A Santa Clause paddle boarding carrying gift paddles heading for a Royal Caribbean ship.

Image source: Royal Caribbean.

Winter waves

Norwegian Cruise Line and Carnival raised more money in mid-November. Royal Caribbean’s previous equity and debt fundraiser took place in October. It makes sense that cruise lines are relying more on stock offerings and less on debt these days, even if that inflates the number of shares outstanding and dilutes earnings per share.

The cruise industry is already heavily exploited. Thursday’s filing showed Royal Caribbean had a total debt of $ 19.4 billion after its October financings, and even in today’s climate of low interest rates, it’s not like investors will buy. bonds of these troubled companies unless they offer a good yield. Printing new stocks also makes more sense as their stock prices have climbed in recent months.

Carnival, Royal Caribbean and Norwegian Cruise Line remain among Wall Street’s biggest losers in 2020, but in the months since their spring trough, Royal Caribbean has more than quadrupled, while its peers roughly tripled. These stock market gains are quite remarkable considering that their ships won’t be sailing for some time next year, but you don’t look at a freebie on the upside when you need to raise money and your stock price is surprisingly high. high relative was just months if not weeks before.

Just as bears have different calorie needs during hibernation depending on their size, these cruise line operators have different rates of cash consumption. Here’s how much money each operator spends while their ships are idle.

If projections hold, by raising $ 1 billion, Royal Caribbean adds another three to four months under normal conditions to its cash cushion.

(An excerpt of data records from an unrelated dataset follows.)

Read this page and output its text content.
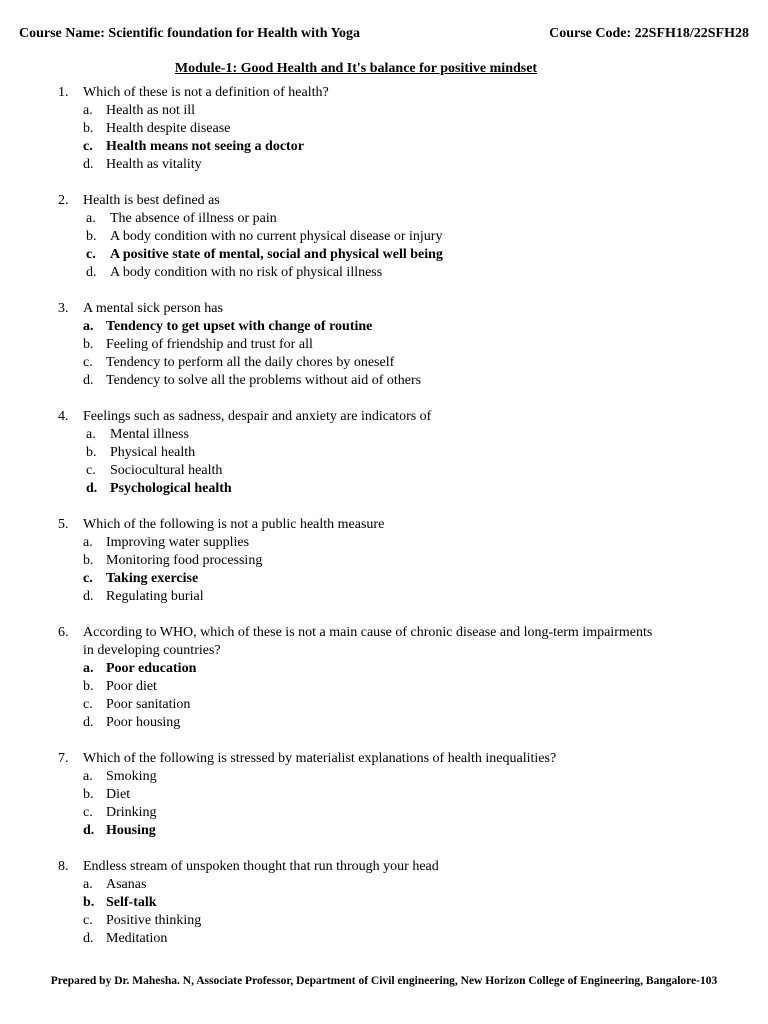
Course Name: Scientific foundation for Health with Yoga	Course Code: 22SFH18/22SFH28
Module-1: Good Health and It's balance for positive mindset
1.	Which of these is not a definition of health?
a. Health as not ill
b. Health despite disease
c. Health means not seeing a doctor
d. Health as vitality
2.	Health is best defined as
a.	The absence of illness or pain
b. A body condition with no current physical disease or injury
c.	A positive state of mental, social and physical well being
d. A body condition with no risk of physical illness
3.	A mental sick person has
a. Tendency to get upset with change of routine
b. Feeling of friendship and trust for all
c. Tendency to perform all the daily chores by oneself
d. Tendency to solve all the problems without aid of others
4.	Feelings such as sadness, despair and anxiety are indicators of
a.	Mental illness
b. Physical health
c.	Sociocultural health
d. Psychological health
5.	Which of the following is not a public health measure
a. Improving water supplies
b. Monitoring food processing
c. Taking exercise
d. Regulating burial
6.	According to WHO, which of these is not a main cause of chronic disease and long-term impairments
in developing countries?
a. Poor education
b. Poor diet
c. Poor sanitation
d. Poor housing
7.	Which of the following is stressed by materialist explanations of health inequalities?
a. Smoking
b. Diet
c. Drinking
d. Housing
8.	Endless stream of unspoken thought that run through your head
a. Asanas
b. Self-talk
c. Positive thinking
d. Meditation
Prepared by Dr. Mahesha. N, Associate Professor, Department of Civil engineering, New Horizon College of Engineering, Bangalore-103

With the debts coming due – much of it in a few years, but $ 1.3 billion will mature until 2021 – that money might not last as long as cash consumption rates suggest. No one knows for sure when cruise lines will resume sailing, and between the global recession and the regulatory mandates they will face, the Big Three are unlikely to return directly to profitability as soon as passengers sip margaritas on the decks of the swimming pool. again.

Fundraising is the right call for Royal Caribbean. And given that its stock was, relatively speaking, the best performing in the industry in 2020, a secondary stock offering is the smart move despite the dilution.